I started with the network of entrepreneurs I had invested in. An email out to all my investments, a founder in the medical space knows a guy who knows a guy who has CBD stores in Philly. Boom, I find Lukasz, who is ready to start before we exit our Zoom call. At the same time, I was introduced to Billy through the guy that cuts my hair. Billy comes out of the nightclub world and is super smart and creative to come on board—two people, a CEO, a Chief Creative Office, and Alex. We hit the ground running, trying to figure out the space, the three of them go out to Las Vegas to hobnob with companies and people in cannabis, and just as they are leaving, while I am in Mexico City, and it is days before Thanksgiving, I get the call. We are good to go. It is November 18th.
It has been at full speed ever since. Rachel joined us a few weeks later as the Director of Merchandise; she was the founder of Otherwild, R.I.P. I had talked to Rachel over the years and even did a podcast with her, and Alex is best buds with her sister. We start talking to farms, and Lukasz is introduced to Miri, who has been buying cannabis for eight years and knows her shit. We still need a social media person, and I remember Rachel (another Rachel), who had worked at one of the companies I had invested in and thought her work was excellent. I DM’d her on Twitter while she was lying on a beach thinking about her next move, perfect timing. Billy had worked with Darin twenty years ago, and he has been managing retail stores his whole career, including one for seven years in a retail industry that is heavily regulated, so he gets it. Now we need an accountant, and we found Lam, a piece of work, and we all love her. We have also hired an advisor, Jay Caplan, who has guided us through the cannabis world with ease. We also brought on Gabriel Cornick, a dear friend, and an art advisor, to help us in that space.
At the same time, I hired Zoe to build out the private label line of Gotham; think of it as our omnichannel. That is an entirely separate business, but I believe it makes sense to build out the brand. The other item is that we have drilled down on finding a separate space for delivery. It is a very different business, and the OCM will let us operate delivery out of a separate storefront because we are early in the game.
We had to build out the store, Sarah Carter, the founder, and owner of CV-Partners, told me she thought it could be done by mid-October. I suggested April 20th. We hired Cinema-Vitae to help us execute our vision with shop drawings and work with Ovation Instore to build our cases.
During this time, we are attempting to get a bank, insurance, and payroll company while building out a website, buying merchandise, digging into the cannabis wholesale market, getting through a community board, and of course, hiring a management team under Darin and salespeople.
Our team is incredible; we all work well together while supporting each other and executing all day long in their noted lanes. Everyone had chipped in when help was needed, such as completing the website or trying out the products. We also have incredible attorneys who have helped navigate us through very choppy waters, including tax attorneys, because this space is so complicated if you want to be profitable. All and all, it is a pleasure to work with every one of them.
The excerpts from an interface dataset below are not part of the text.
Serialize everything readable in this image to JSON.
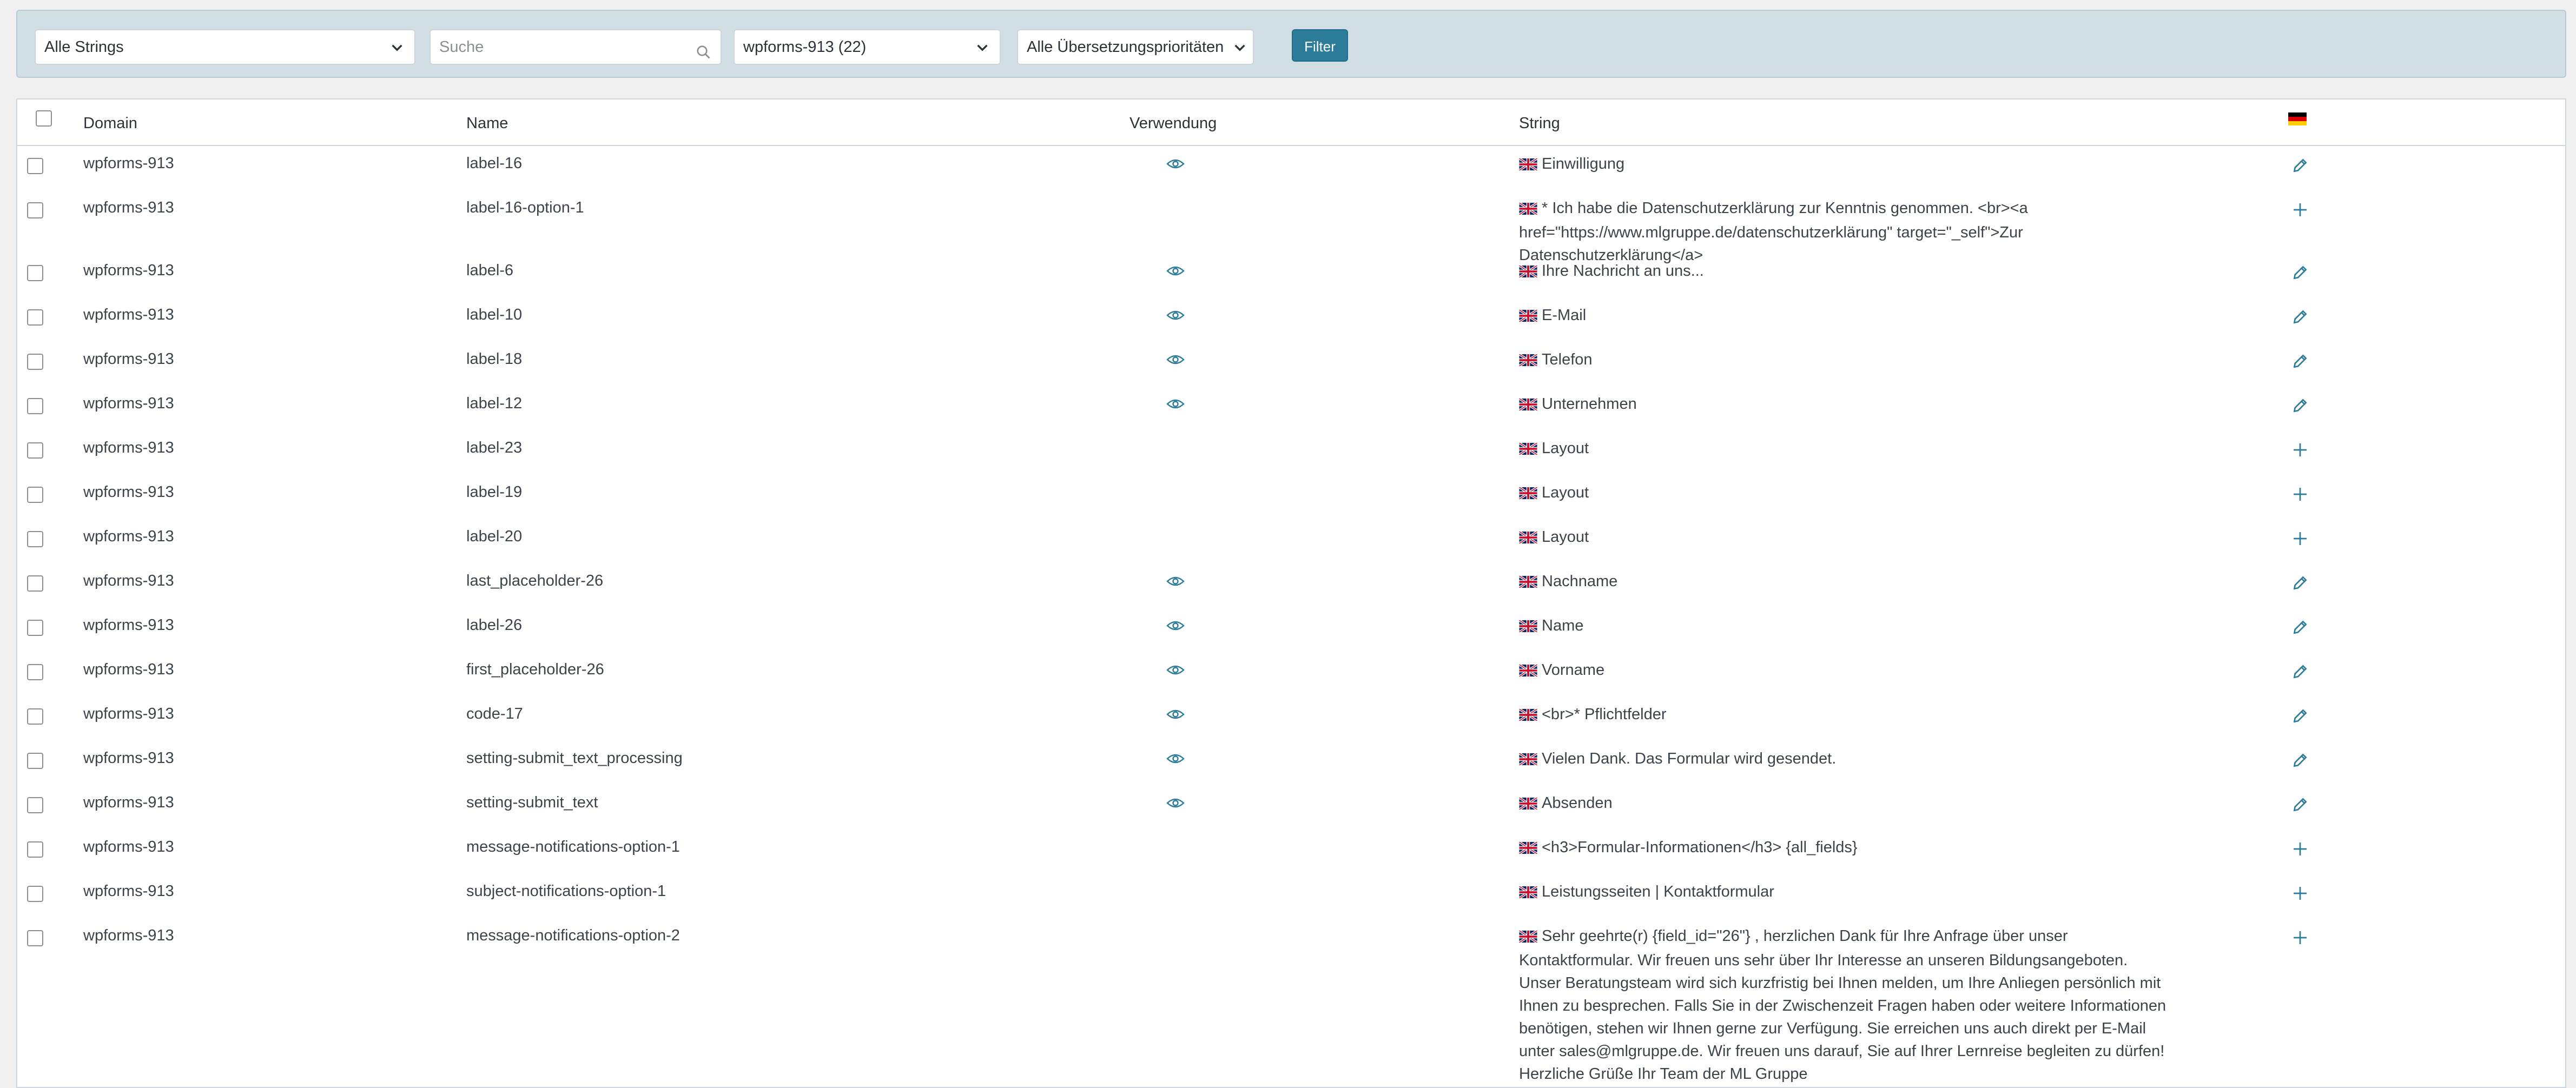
{
  "filters": {
    "strings_select": "Alle Strings",
    "search_placeholder": "Suche",
    "domain_select": "wpforms-913 (22)",
    "priority_select": "Alle Übersetzungsprioritäten",
    "filter_button": "Filter"
  },
  "table": {
    "headers": {
      "domain": "Domain",
      "name": "Name",
      "usage": "Verwendung",
      "string": "String"
    },
    "target_language": "de",
    "rows": [
      {
        "domain": "wpforms-913",
        "name": "label-16",
        "string": "Einwilligung",
        "has_usage": true,
        "action": "edit"
      },
      {
        "domain": "wpforms-913",
        "name": "label-16-option-1",
        "string": "* Ich habe die Datenschutzerklärung zur Kenntnis genommen. <br><a href=\"https://www.mlgruppe.de/datenschutzerklärung\" target=\"_self\">Zur Datenschutzerklärung</a>",
        "has_usage": false,
        "action": "add"
      },
      {
        "domain": "wpforms-913",
        "name": "label-6",
        "string": "Ihre Nachricht an uns...",
        "has_usage": true,
        "action": "edit"
      },
      {
        "domain": "wpforms-913",
        "name": "label-10",
        "string": "E-Mail",
        "has_usage": true,
        "action": "edit"
      },
      {
        "domain": "wpforms-913",
        "name": "label-18",
        "string": "Telefon",
        "has_usage": true,
        "action": "edit"
      },
      {
        "domain": "wpforms-913",
        "name": "label-12",
        "string": "Unternehmen",
        "has_usage": true,
        "action": "edit"
      },
      {
        "domain": "wpforms-913",
        "name": "label-23",
        "string": "Layout",
        "has_usage": false,
        "action": "add"
      },
      {
        "domain": "wpforms-913",
        "name": "label-19",
        "string": "Layout",
        "has_usage": false,
        "action": "add"
      },
      {
        "domain": "wpforms-913",
        "name": "label-20",
        "string": "Layout",
        "has_usage": false,
        "action": "add"
      },
      {
        "domain": "wpforms-913",
        "name": "last_placeholder-26",
        "string": "Nachname",
        "has_usage": true,
        "action": "edit"
      },
      {
        "domain": "wpforms-913",
        "name": "label-26",
        "string": "Name",
        "has_usage": true,
        "action": "edit"
      },
      {
        "domain": "wpforms-913",
        "name": "first_placeholder-26",
        "string": "Vorname",
        "has_usage": true,
        "action": "edit"
      },
      {
        "domain": "wpforms-913",
        "name": "code-17",
        "string": "<br>* Pflichtfelder",
        "has_usage": true,
        "action": "edit"
      },
      {
        "domain": "wpforms-913",
        "name": "setting-submit_text_processing",
        "string": "Vielen Dank. Das Formular wird gesendet.",
        "has_usage": true,
        "action": "edit"
      },
      {
        "domain": "wpforms-913",
        "name": "setting-submit_text",
        "string": "Absenden",
        "has_usage": true,
        "action": "edit"
      },
      {
        "domain": "wpforms-913",
        "name": "message-notifications-option-1",
        "string": "<h3>Formular-Informationen</h3> {all_fields}",
        "has_usage": false,
        "action": "add"
      },
      {
        "domain": "wpforms-913",
        "name": "subject-notifications-option-1",
        "string": "Leistungsseiten | Kontaktformular",
        "has_usage": false,
        "action": "add"
      },
      {
        "domain": "wpforms-913",
        "name": "message-notifications-option-2",
        "string": "Sehr geehrte(r) {field_id=\"26\"} , herzlichen Dank für Ihre Anfrage über unser Kontaktformular. Wir freuen uns sehr über Ihr Interesse an unseren Bildungsangeboten. Unser Beratungsteam wird sich kurzfristig bei Ihnen melden, um Ihre Anliegen persönlich mit Ihnen zu besprechen. Falls Sie in der Zwischenzeit Fragen haben oder weitere Informationen benötigen, stehen wir Ihnen gerne zur Verfügung. Sie erreichen uns auch direkt per E-Mail unter sales@mlgruppe.de. Wir freuen uns darauf, Sie auf Ihrer Lernreise begleiten zu dürfen! Herzliche Grüße Ihr Team der ML Gruppe",
        "has_usage": false,
        "action": "add"
      }
    ]
  }
}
This story has many other parts, but I am sticking to the high points.
Today we open. All of this has been going on for a while as a backdrop, but basically, the gas pedal was hit on November 18th; essentially, all of this has happened over six months. We are now roughly 30 people, with a store. I believe we can apply for a license to open two more stores sometime at the end of the summer.
I know a long, drawn-out post, but for those entrepreneurs out there, I thought you might enjoy the journey. I love it.